平成23年度は、東日本大震災後の対応と共学校としての新たなスタートの年が重なり大変慌しい一年でした。
震災から一年が過ぎましたが、依然復興の道程は厳しいものがあります。震災後「絆」という言葉が強く叫ばれてきましたが、時間の経過と共に薄れてきたように感じています。復興に向けて頑張っている被災地の人たちと共に歩むために、分かち合うこととはどのようなことなのかを引き続き考え、実行していかなければいけないと思います。
これまでに実際に被害に会った方の話を聞く機会が何回かありました。その中で、特に印象に残っていることを紹介します。
この方は、宮城県の名取市でクリニックを開設しているお医者さんです。名取市は仙台市の少し南に位置しています。皆さんの中に、小学校や中学校で“NPO法人地球のステージ”の国際理解講座を受けたことのある人もいると思います。このお医者さんは、その代表の桑山紀彦さんです。
地震が起きる前の町の写真、小学生の女の子が震える手で撮った津波によって流される家々や車の映像、逃げ遅れた人びとを救うために犠牲になった知人たちのこと、津波が引いた後の変わり果てた町の姿、避難所で生活する人びとの様子など、映像を使いながら教えていただきました。
桑山さんは、3つあったクリニックのうち2つを震災で失いましたが、残ったクリニックで自家発電装置を使いながら24時間診療を震災後からずっと続けたそうです。一人ではできないことも、仲間たちと助け合うことによって何とかできるようになることを実感した、と話されていました。また、各地から救援のために訪れたボランティアの皆さんの活躍している様子と、町の人びとの感謝の気持ちも伝えていただきました。
終りに、桑山さんは、神奈川に住む人たちにお願いしたいことについて話されました。
それは、意外にも「普通の生活をしていてください。」というお話でした。
「家族が一緒に暮らし、お父さんが働きに出かけ、お母さんが家事をきりもりし、子どもたちが学校に通う生活。今、私たちが求めているのは、このような普通の生活をもう一度取り戻すことなのです。神奈川の人たちの営む普通の生活を見ることで、私たちの希望を確かめるとともに、励ましにもなるのです。」と話されました。
普通の生活をしながら私たちができることを工夫し、実行することが、復興の一助になることを教えていただきました。
皆さんには、復興が実現するまでこのことをしっかりと噛みしめ、実行してほしいと願っています。
今、皆さんは学校に通って勉強しています。学校は、たくさんの人たちが一緒に生活している場所です。したがって、たくさんの人たちと一緒にいるからこそ学べることを、しっかりと身につけることが学校の学びで大事なことです。言い換えると、集団生活で大切にしなければいけないことを身につける場が学校なのです。

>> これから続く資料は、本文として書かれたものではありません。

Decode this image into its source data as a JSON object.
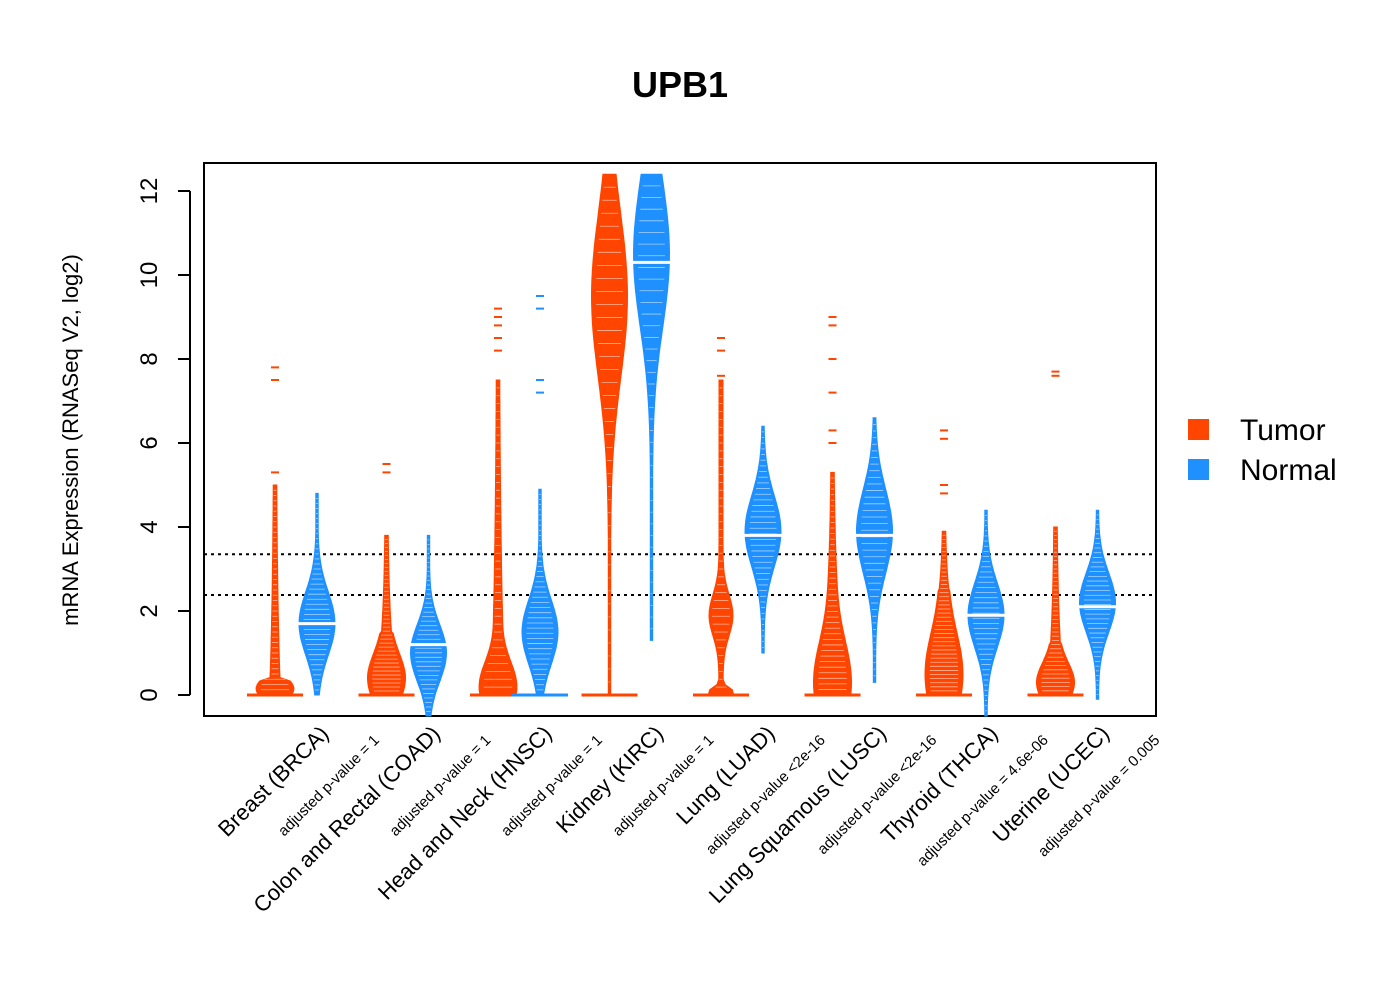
{
  "chart_data": {
    "type": "violin",
    "title": "UPB1",
    "xlabel": "",
    "ylabel": "mRNA Expression (RNASeq V2, log2)",
    "ylim": [
      -0.5,
      12.6
    ],
    "yticks": [
      0,
      2,
      4,
      6,
      8,
      10,
      12
    ],
    "reference_lines": [
      3.35,
      2.38
    ],
    "legend": {
      "position": "right",
      "entries": [
        {
          "name": "Tumor",
          "color": "#ff4500"
        },
        {
          "name": "Normal",
          "color": "#1e90ff"
        }
      ]
    },
    "colors": {
      "tumor": "#ff4500",
      "normal": "#1e90ff"
    },
    "categories": [
      {
        "label": "Breast (BRCA)",
        "pvalue": "adjusted p-value = 1",
        "tumor": {
          "min": 0,
          "max": 5.0,
          "median": 0,
          "dense_top": 0.4,
          "mode": "floor",
          "peak": 0.15,
          "outliers": [
            5.3,
            7.5,
            7.8
          ]
        },
        "normal": {
          "min": 0,
          "max": 4.8,
          "median": 1.7,
          "mode": "peak",
          "peak": 1.7,
          "outliers": []
        }
      },
      {
        "label": "Colon and Rectal (COAD)",
        "pvalue": "adjusted p-value = 1",
        "tumor": {
          "min": 0,
          "max": 3.8,
          "median": 0,
          "dense_top": 1.5,
          "mode": "floor",
          "peak": 0.4,
          "outliers": [
            5.3,
            5.5
          ]
        },
        "normal": {
          "min": -0.5,
          "max": 3.8,
          "median": 1.2,
          "mode": "peak",
          "peak": 1.0,
          "outliers": []
        }
      },
      {
        "label": "Head and Neck (HNSC)",
        "pvalue": "adjusted p-value = 1",
        "tumor": {
          "min": 0,
          "max": 7.5,
          "median": 0,
          "dense_top": 1.5,
          "mode": "floor",
          "peak": 0.2,
          "outliers": [
            8.2,
            8.5,
            8.8,
            9.0,
            9.2
          ]
        },
        "normal": {
          "min": 0,
          "max": 4.9,
          "median": 0,
          "mode": "peak",
          "peak": 1.5,
          "outliers": [
            7.2,
            7.5,
            9.2,
            9.5
          ]
        },
        "_normal_note": ""
      },
      {
        "label": "Kidney (KIRC)",
        "pvalue": "adjusted p-value = 1",
        "tumor": {
          "min": 0,
          "max": 12.4,
          "median": 0,
          "dense_top": 11.0,
          "mode": "peak",
          "peak": 9.5,
          "outliers": []
        },
        "normal": {
          "min": 1.3,
          "max": 12.4,
          "median": 10.3,
          "mode": "peak",
          "peak": 10.5,
          "outliers": []
        }
      },
      {
        "label": "Lung (LUAD)",
        "pvalue": "adjusted p-value <2e-16",
        "tumor": {
          "min": 0,
          "max": 7.5,
          "median": 0,
          "dense_top": 3.0,
          "mode": "bimodal",
          "peak": 1.9,
          "outliers": [
            7.6,
            8.2,
            8.5
          ]
        },
        "normal": {
          "min": 1.0,
          "max": 6.4,
          "median": 3.8,
          "mode": "peak",
          "peak": 3.9,
          "outliers": []
        }
      },
      {
        "label": "Lung Squamous (LUSC)",
        "pvalue": "adjusted p-value <2e-16",
        "tumor": {
          "min": 0,
          "max": 5.3,
          "median": 0,
          "dense_top": 2.5,
          "mode": "floor",
          "peak": 0.3,
          "outliers": [
            6.0,
            6.3,
            7.2,
            8.0,
            8.8,
            9.0
          ]
        },
        "normal": {
          "min": 0.3,
          "max": 6.6,
          "median": 3.8,
          "mode": "peak",
          "peak": 3.9,
          "outliers": []
        }
      },
      {
        "label": "Thyroid (THCA)",
        "pvalue": "adjusted p-value = 4.6e-06",
        "tumor": {
          "min": 0,
          "max": 3.9,
          "median": 0,
          "dense_top": 2.5,
          "mode": "floor",
          "peak": 0.5,
          "outliers": [
            4.8,
            5.0,
            6.1,
            6.3
          ]
        },
        "normal": {
          "min": -0.5,
          "max": 4.4,
          "median": 1.9,
          "mode": "peak",
          "peak": 1.9,
          "outliers": []
        }
      },
      {
        "label": "Uterine (UCEC)",
        "pvalue": "adjusted p-value = 0.005",
        "tumor": {
          "min": 0,
          "max": 4.0,
          "median": 0,
          "dense_top": 1.2,
          "mode": "floor",
          "peak": 0.3,
          "outliers": [
            7.6,
            7.7
          ]
        },
        "normal": {
          "min": -0.1,
          "max": 4.4,
          "median": 2.1,
          "mode": "peak",
          "peak": 2.2,
          "outliers": []
        }
      }
    ]
  }
}
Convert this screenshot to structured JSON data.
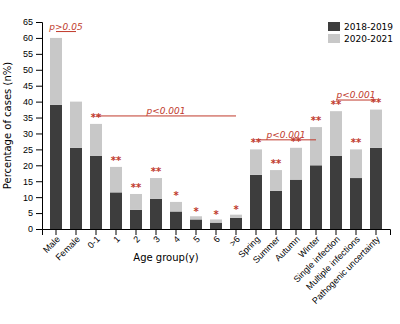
{
  "chart_data": {
    "type": "bar",
    "stacked": true,
    "categories": [
      "Male",
      "Female",
      "0-1",
      "1",
      "2",
      "3",
      "4",
      "5",
      "6",
      ">6",
      "Spring",
      "Summer",
      "Autumn",
      "Winter",
      "Single infection",
      "Multiple infections",
      "Pathogenic uncertainty"
    ],
    "series": [
      {
        "name": "2018-2019",
        "color": "#3d3d3d",
        "values": [
          39.0,
          25.5,
          23.0,
          11.5,
          6.0,
          9.5,
          5.5,
          3.0,
          2.0,
          3.5,
          17.0,
          12.0,
          15.5,
          20.0,
          23.0,
          16.0,
          25.5
        ]
      },
      {
        "name": "2020-2021",
        "color": "#c8c8c8",
        "values": [
          21.0,
          14.5,
          10.0,
          8.0,
          5.0,
          6.5,
          3.0,
          1.0,
          1.0,
          1.0,
          8.0,
          6.5,
          10.0,
          12.0,
          14.0,
          9.0,
          12.0
        ]
      }
    ],
    "ylim": [
      0,
      65
    ],
    "yticks": [
      0,
      5,
      10,
      15,
      20,
      25,
      30,
      35,
      40,
      45,
      50,
      55,
      60,
      65
    ],
    "ylabel": "Percentage of cases (n%)",
    "grid": false,
    "legend": "upper right",
    "group_labels": [
      {
        "text": "Age group(y)",
        "from": "0-1",
        "to": ">6"
      }
    ],
    "annotations": [
      {
        "text": "p>0.05",
        "from": "Male",
        "to": "Female",
        "y_line": 62.0,
        "y_text": 62.5,
        "color": "#c0392b"
      },
      {
        "text": "p<0.001",
        "from": "0-1",
        "to": ">6",
        "y_line": 35.5,
        "y_text": 36.0,
        "color": "#c0392b"
      },
      {
        "text": "p<0.001",
        "from": "Spring",
        "to": "Winter",
        "y_line": 28.0,
        "y_text": 28.5,
        "color": "#c0392b"
      },
      {
        "text": "p<0.001",
        "from": "Single infection",
        "to": "Pathogenic uncertainty",
        "y_line": 40.5,
        "y_text": 41.0,
        "color": "#c0392b"
      }
    ],
    "stars": [
      {
        "category": "0-1",
        "text": "**",
        "y": 34.0,
        "color": "#c0392b"
      },
      {
        "category": "1",
        "text": "**",
        "y": 20.5,
        "color": "#c0392b"
      },
      {
        "category": "2",
        "text": "**",
        "y": 12.0,
        "color": "#c0392b"
      },
      {
        "category": "3",
        "text": "**",
        "y": 17.0,
        "color": "#c0392b"
      },
      {
        "category": "4",
        "text": "*",
        "y": 9.5,
        "color": "#c0392b"
      },
      {
        "category": "5",
        "text": "*",
        "y": 4.5,
        "color": "#c0392b"
      },
      {
        "category": "6",
        "text": "*",
        "y": 3.5,
        "color": "#c0392b"
      },
      {
        "category": ">6",
        "text": "*",
        "y": 5.0,
        "color": "#c0392b"
      },
      {
        "category": "Spring",
        "text": "**",
        "y": 26.0,
        "color": "#c0392b"
      },
      {
        "category": "Summer",
        "text": "**",
        "y": 19.5,
        "color": "#c0392b"
      },
      {
        "category": "Autumn",
        "text": "**",
        "y": 26.5,
        "color": "#c0392b"
      },
      {
        "category": "Winter",
        "text": "**",
        "y": 33.0,
        "color": "#c0392b"
      },
      {
        "category": "Single infection",
        "text": "**",
        "y": 38.0,
        "color": "#c0392b"
      },
      {
        "category": "Multiple infections",
        "text": "**",
        "y": 26.0,
        "color": "#c0392b"
      },
      {
        "category": "Pathogenic uncertainty",
        "text": "**",
        "y": 38.5,
        "color": "#c0392b"
      }
    ]
  }
}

高校の卒業式で「忘己利他(もうこりた)」の話をしました。
「忘己利他」とは、「自分のことはひとまずおいて、他の人のために働くこと」だと話しました。
集団生活で大切なことは、この忘己利他の心を持って行動することだと考えています。
自分さえよければとか、自分が得することだけを考えてはいけません。自分のことはさておいて、他の人のことを思いやることができる心をしっかりと身につけてください。
人は節目節目で立ち止まり、自分の現在位置を確認する必要があります。年度を終えるこの機会を、自分を振り返る節目にしてほしいと思います。計画通り進めることができているか。何か忘れていることはないか。次にやるべきことは何か……。しっかりと自分を見つめ直してください。そして、学校に通って学ぶ意義についても改めて考えてほしいと思います。
4月5日に、新しい希望に満ちた皆さんの元気な姿を見るのを楽しみにしています。